You can create projects and upload/download files via an integrated HTML client, too. Uploading input files (and downloading output files) as a zip archive is currently not implemented for the HTML client.

Longhorn html client.png

Configuration

Since Okapi M22 Okapi Longhorn can be build to run multiple instances on one server. You can adjust the build so that it is possible to run multiple Longhorn instances in one JBoss application server.
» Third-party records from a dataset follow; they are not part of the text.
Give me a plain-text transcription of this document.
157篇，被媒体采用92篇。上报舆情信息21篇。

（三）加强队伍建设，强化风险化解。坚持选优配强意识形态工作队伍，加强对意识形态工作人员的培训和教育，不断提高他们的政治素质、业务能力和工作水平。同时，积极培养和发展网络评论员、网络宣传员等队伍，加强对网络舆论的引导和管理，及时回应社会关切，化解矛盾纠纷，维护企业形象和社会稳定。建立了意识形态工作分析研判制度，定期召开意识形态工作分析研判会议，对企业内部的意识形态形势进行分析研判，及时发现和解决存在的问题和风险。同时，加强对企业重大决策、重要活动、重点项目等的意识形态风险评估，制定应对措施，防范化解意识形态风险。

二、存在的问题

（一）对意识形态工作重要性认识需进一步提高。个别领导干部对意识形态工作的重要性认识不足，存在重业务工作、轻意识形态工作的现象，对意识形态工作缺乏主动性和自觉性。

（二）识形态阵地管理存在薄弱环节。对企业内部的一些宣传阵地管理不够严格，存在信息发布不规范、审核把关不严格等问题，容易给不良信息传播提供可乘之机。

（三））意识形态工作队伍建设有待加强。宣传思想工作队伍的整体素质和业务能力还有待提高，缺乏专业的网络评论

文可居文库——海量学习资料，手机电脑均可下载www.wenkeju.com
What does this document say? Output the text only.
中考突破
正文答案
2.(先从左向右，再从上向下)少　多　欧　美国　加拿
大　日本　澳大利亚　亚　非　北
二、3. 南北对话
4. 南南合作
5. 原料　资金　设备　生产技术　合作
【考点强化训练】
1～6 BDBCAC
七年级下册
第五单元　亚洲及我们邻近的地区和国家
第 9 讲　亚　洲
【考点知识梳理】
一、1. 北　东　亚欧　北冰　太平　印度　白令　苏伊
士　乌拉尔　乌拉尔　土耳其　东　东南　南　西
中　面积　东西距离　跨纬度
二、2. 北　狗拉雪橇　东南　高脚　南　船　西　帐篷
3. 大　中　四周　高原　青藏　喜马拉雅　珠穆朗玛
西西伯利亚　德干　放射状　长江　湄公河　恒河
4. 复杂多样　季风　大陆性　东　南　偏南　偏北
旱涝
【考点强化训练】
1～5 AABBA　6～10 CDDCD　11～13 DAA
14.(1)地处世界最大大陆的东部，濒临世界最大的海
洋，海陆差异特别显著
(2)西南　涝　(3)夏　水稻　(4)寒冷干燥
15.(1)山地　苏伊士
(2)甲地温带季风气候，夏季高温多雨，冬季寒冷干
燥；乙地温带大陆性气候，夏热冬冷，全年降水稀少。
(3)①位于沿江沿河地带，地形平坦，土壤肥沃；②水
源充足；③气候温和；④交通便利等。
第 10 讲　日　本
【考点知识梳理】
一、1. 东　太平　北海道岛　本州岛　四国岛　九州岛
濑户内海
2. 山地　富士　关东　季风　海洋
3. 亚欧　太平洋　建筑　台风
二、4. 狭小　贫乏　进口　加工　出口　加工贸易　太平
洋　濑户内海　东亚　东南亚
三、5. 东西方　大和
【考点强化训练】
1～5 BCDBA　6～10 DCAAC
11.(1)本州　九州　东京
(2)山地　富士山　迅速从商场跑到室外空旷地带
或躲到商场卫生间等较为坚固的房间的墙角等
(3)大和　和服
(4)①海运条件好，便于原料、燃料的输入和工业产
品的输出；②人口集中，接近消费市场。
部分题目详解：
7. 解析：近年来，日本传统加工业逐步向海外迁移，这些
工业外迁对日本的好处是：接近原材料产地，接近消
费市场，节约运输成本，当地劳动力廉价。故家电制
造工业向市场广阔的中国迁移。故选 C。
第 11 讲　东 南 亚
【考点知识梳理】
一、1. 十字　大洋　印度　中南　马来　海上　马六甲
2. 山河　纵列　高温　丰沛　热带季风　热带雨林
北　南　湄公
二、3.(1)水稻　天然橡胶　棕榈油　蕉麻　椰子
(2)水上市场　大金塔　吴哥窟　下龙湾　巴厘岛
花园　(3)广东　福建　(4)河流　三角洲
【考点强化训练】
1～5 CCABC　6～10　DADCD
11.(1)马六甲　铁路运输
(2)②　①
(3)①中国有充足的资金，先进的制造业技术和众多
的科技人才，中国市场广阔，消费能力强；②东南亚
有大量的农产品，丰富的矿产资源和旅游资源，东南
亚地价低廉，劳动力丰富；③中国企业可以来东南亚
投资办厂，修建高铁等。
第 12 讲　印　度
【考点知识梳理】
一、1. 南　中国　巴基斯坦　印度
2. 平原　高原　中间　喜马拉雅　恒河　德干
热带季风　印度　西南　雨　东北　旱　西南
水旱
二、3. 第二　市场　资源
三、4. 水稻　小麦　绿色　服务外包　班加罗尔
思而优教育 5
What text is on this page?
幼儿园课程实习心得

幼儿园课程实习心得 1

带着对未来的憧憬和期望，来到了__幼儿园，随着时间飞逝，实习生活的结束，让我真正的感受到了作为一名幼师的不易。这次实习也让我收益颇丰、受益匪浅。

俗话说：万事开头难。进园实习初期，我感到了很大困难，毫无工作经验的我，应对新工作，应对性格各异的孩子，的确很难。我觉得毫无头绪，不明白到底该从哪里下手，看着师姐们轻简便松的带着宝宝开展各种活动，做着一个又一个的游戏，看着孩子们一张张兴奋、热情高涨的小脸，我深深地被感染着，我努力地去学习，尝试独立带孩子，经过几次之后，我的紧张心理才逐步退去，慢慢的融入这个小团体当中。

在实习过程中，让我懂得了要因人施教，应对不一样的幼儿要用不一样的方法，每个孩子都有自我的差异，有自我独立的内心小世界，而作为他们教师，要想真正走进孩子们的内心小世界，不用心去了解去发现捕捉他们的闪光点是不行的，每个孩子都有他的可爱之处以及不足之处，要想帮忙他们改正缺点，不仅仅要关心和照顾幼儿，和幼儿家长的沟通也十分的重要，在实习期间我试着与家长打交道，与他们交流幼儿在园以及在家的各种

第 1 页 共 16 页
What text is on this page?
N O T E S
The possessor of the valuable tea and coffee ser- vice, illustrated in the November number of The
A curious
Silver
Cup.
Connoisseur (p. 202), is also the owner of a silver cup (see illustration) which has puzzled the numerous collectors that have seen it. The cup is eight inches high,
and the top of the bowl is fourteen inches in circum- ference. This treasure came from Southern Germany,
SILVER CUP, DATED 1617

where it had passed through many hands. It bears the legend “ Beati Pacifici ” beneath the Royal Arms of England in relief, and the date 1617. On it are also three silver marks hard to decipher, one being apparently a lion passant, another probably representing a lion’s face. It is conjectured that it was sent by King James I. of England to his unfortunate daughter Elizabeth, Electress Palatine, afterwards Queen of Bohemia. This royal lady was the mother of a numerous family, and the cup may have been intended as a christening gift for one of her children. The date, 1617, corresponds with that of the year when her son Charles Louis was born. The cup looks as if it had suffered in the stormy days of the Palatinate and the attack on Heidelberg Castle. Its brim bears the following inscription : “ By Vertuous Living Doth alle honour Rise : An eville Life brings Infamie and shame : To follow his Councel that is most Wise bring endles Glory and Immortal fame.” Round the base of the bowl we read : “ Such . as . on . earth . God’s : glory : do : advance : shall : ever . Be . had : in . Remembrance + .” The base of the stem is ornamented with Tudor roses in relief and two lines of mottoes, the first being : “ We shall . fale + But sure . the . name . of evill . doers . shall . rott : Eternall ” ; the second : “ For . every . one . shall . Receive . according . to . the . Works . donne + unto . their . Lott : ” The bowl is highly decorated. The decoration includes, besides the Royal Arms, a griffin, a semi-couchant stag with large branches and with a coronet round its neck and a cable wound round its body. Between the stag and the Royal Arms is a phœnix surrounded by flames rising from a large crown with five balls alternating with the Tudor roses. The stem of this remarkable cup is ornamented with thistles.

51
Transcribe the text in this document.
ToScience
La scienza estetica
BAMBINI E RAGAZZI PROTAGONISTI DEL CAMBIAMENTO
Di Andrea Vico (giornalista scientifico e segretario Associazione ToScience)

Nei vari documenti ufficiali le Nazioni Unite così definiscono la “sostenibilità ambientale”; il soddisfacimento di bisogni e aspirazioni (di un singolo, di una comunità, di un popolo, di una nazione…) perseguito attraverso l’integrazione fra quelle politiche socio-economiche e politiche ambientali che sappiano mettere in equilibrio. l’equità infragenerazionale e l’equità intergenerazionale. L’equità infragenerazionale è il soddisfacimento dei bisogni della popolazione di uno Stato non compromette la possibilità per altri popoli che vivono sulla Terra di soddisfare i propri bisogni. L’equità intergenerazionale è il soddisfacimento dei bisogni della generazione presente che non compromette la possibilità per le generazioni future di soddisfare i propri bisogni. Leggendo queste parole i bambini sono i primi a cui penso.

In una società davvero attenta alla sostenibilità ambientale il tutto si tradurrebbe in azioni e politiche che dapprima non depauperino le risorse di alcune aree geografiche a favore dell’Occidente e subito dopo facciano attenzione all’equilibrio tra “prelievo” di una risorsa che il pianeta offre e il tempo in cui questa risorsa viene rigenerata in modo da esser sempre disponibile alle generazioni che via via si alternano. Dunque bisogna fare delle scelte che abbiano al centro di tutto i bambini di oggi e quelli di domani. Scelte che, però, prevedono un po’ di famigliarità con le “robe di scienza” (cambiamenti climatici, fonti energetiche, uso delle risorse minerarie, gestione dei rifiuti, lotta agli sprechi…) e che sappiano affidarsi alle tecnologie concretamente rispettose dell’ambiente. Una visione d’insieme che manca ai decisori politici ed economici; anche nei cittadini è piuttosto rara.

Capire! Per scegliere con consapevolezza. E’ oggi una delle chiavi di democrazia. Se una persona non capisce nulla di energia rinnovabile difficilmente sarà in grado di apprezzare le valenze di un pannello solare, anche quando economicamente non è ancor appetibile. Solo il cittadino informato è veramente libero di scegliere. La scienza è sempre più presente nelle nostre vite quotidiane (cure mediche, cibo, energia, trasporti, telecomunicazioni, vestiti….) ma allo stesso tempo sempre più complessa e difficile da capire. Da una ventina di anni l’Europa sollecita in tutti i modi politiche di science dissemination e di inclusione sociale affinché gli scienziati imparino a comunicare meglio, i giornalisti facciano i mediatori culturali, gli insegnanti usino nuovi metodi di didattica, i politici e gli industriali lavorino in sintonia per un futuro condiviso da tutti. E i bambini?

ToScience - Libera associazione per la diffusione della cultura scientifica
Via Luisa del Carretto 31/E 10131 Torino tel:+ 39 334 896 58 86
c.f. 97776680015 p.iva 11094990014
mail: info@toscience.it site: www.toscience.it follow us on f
Therefore, the build must be called with an additional parameter:

mvn clean verify -DuseUniqueContextRoot

Configure working directory path

Longhorn has 2 options to configure the working directory of longhorn (sort by priority):

  1. system parameter "LONGHORN_WORKDIR"
  2. configuration file in user.home "/okapi-longhorn-configuration.xml"

If nothing is defined, the working-directory is in user.home in folder "Okapi-Longhorn-Files". Longhorn configuration file example:

<longhorn-config>
    <use-unique-working-directory>True</use-unique-working-directory>
    <working-directory>D:\testData\longhorn-files</working-directory>
</longhorn-config>

Configuration Options

option description data type
working-directory path of the working directory string
use-unique-working-directory if set to true the version of longhorn will be added to working directory name

e.g path/to/working/directory_M0.21

boolean(True or False)